Yeah - you probably could; though how is a big question, since I don't see any manual or assembly guide for the kit to download from the site. Hopefully you get a guide with the kit is detailed enough to figure out such an interface, otherwise you would have to reverse-engineer the schematic. I am not sure the OP, though, would be up to either.
Something that should be noted about the specs given (bolding mine):
SPECIFICATIONS
Voltage: The kit and motor use the same power supply.
Since the maximum operating voltage of the LM324 is 32VDC then this is also the maximum voltage available to run the motor.
Current: The IRFZ44 MOSFET can handle 49A; the IRF4905 can handle 74A.
However the PCB tracks that run from the MOSFET pins to the screw terminal block can only handle around 5A.
If you do then check that the MOSFETs don't get too hot; if so then bigger heatsinks will be required.

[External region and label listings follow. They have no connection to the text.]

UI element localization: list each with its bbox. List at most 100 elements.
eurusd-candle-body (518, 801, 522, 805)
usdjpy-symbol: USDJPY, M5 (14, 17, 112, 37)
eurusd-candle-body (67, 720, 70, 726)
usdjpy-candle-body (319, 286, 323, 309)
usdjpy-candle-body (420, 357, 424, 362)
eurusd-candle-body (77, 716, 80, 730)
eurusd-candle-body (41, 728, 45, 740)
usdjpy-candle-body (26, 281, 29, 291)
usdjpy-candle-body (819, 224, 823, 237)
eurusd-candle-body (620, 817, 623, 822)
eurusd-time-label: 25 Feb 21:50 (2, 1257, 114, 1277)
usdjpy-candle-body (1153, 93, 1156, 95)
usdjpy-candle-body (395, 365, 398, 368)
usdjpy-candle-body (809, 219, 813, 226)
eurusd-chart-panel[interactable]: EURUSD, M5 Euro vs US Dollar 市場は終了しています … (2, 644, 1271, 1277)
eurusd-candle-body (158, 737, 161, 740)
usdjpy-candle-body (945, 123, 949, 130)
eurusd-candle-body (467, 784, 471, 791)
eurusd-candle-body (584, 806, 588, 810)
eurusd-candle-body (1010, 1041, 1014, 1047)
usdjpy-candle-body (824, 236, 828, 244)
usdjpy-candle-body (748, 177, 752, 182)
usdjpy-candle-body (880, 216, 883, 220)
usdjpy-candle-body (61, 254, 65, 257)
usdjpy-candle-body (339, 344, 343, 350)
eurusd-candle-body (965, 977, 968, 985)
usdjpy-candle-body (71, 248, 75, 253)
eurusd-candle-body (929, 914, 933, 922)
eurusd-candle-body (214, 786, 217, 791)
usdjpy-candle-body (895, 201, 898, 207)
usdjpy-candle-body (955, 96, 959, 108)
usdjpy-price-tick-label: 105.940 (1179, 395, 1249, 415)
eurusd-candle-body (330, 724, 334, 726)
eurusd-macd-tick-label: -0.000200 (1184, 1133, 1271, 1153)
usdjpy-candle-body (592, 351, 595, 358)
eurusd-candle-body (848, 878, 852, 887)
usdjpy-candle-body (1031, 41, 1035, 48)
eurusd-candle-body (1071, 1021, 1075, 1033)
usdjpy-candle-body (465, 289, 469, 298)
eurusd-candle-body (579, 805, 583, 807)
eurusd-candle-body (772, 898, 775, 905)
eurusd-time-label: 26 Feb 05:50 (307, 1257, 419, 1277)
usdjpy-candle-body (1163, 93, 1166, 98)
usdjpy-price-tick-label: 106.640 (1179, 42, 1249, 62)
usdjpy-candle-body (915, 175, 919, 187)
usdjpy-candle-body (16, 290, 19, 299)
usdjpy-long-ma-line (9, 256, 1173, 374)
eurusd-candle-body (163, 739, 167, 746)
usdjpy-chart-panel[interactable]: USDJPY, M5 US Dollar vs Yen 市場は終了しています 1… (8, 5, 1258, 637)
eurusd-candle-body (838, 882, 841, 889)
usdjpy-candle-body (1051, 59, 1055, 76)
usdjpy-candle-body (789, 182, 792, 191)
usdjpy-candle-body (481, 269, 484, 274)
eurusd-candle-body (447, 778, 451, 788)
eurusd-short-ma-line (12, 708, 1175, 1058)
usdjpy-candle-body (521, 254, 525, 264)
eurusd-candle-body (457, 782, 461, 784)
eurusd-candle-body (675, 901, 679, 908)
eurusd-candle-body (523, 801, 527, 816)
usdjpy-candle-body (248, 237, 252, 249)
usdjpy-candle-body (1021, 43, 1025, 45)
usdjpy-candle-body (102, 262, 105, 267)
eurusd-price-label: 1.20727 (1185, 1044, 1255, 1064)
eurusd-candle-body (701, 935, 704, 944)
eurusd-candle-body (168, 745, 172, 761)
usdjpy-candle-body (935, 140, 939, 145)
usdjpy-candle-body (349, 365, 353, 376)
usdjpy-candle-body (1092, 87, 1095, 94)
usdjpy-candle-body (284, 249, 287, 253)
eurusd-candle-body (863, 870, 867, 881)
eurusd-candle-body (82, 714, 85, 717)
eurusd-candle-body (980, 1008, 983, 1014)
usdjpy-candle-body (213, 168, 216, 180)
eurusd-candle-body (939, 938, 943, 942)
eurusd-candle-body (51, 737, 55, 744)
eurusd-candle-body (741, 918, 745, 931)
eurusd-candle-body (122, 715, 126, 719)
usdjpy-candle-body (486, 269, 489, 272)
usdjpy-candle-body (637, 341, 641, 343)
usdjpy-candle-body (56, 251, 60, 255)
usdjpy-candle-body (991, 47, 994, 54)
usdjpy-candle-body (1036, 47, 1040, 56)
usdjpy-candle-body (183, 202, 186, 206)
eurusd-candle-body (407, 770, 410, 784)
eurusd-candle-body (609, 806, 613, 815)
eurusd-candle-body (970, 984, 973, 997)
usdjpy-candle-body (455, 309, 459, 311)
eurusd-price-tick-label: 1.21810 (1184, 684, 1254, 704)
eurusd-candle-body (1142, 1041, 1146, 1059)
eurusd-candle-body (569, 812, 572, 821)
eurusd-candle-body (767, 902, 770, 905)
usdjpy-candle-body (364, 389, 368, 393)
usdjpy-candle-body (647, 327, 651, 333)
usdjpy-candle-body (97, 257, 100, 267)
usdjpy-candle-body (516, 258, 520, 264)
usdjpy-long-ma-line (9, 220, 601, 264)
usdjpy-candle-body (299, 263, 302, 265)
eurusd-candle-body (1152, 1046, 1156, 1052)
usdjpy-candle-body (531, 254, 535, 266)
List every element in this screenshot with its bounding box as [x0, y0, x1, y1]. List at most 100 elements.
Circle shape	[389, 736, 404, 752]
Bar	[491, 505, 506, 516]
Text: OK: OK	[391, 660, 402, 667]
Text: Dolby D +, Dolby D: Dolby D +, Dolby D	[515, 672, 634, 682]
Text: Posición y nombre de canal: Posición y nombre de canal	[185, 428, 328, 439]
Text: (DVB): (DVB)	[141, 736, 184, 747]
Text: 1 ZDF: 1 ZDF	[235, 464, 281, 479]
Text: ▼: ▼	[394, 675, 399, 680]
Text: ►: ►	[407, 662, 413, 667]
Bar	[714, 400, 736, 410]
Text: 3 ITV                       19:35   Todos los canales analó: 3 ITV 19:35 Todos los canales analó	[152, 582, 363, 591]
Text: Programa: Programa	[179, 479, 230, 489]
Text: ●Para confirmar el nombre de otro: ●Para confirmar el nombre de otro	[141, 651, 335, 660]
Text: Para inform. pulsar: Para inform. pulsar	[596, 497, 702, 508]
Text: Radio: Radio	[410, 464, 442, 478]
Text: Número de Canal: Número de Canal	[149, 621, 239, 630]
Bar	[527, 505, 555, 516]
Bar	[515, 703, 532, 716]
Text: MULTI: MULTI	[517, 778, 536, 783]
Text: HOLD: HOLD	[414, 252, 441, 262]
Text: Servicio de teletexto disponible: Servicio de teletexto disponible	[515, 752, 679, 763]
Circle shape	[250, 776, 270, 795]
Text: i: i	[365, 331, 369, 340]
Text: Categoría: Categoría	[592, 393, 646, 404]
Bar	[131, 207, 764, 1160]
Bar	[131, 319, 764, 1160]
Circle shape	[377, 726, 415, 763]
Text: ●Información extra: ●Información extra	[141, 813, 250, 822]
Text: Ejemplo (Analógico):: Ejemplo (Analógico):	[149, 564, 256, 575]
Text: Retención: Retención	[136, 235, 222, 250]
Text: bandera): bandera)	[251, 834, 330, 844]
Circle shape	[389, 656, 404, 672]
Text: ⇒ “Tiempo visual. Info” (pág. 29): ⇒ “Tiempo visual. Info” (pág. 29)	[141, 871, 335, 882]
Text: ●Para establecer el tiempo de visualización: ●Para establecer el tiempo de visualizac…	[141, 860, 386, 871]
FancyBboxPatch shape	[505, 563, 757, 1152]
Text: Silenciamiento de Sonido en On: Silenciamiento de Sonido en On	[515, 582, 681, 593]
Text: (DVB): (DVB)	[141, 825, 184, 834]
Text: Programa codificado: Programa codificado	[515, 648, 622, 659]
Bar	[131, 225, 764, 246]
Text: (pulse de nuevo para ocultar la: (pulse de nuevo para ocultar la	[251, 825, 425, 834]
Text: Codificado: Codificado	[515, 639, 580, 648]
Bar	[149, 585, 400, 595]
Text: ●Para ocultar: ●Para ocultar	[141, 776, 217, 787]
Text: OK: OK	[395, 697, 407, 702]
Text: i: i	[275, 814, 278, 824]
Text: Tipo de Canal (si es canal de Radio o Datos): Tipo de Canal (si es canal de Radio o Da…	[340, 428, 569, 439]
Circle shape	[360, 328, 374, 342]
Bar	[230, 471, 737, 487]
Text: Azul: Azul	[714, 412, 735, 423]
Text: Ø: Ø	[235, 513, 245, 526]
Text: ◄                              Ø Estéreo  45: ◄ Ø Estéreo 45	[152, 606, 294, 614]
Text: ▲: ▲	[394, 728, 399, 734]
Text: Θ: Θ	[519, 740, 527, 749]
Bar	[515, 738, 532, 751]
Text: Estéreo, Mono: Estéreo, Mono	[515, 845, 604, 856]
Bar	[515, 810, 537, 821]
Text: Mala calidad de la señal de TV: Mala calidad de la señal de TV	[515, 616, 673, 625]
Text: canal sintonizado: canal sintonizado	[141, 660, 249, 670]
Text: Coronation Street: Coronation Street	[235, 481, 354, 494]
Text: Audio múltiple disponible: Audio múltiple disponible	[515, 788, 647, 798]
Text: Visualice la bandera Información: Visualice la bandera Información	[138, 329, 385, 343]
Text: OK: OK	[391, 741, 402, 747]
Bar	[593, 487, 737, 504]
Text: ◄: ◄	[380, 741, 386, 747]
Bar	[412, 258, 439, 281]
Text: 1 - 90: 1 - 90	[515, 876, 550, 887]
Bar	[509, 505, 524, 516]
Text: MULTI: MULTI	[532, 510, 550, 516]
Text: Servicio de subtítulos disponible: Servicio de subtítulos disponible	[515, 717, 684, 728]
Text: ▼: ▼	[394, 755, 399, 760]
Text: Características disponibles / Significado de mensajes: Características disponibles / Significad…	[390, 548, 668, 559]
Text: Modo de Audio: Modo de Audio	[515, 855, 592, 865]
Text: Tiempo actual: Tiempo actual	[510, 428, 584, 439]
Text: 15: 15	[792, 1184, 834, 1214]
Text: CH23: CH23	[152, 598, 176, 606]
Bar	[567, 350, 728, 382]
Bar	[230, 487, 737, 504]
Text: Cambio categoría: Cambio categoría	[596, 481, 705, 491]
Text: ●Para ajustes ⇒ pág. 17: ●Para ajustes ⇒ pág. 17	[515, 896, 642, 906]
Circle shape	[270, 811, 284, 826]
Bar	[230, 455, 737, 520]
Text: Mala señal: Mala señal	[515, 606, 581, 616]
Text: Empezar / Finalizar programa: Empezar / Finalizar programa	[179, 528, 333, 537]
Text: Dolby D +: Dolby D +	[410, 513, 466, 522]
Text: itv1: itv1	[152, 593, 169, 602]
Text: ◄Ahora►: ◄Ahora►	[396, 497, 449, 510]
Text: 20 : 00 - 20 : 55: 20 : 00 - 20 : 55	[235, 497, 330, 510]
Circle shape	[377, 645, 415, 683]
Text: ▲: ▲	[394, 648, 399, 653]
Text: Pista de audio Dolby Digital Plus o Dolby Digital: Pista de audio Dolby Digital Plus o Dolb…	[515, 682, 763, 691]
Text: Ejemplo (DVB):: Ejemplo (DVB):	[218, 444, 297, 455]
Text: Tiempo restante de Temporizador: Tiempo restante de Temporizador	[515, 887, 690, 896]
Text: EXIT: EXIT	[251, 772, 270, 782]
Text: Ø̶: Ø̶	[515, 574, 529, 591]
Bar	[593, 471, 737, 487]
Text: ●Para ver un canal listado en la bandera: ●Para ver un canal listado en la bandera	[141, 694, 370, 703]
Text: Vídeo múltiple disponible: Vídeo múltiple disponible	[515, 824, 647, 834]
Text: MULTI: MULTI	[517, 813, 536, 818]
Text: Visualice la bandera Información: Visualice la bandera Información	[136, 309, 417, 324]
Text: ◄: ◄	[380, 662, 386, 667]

Note that while the MOSFETs can handle the current, the tracks on the PCB can't (for the OP's motors, anyhow) - so you would have to do something differently with the circuit to get it to work with the larger motors (either a redesign of the PCB, or moving the MOSFETs off-PCB, perhaps with a larger heatsink, etc). With the OP's motors, you would probably smoke the PCB traces on the first power-up from dead start (essentially a stall condition).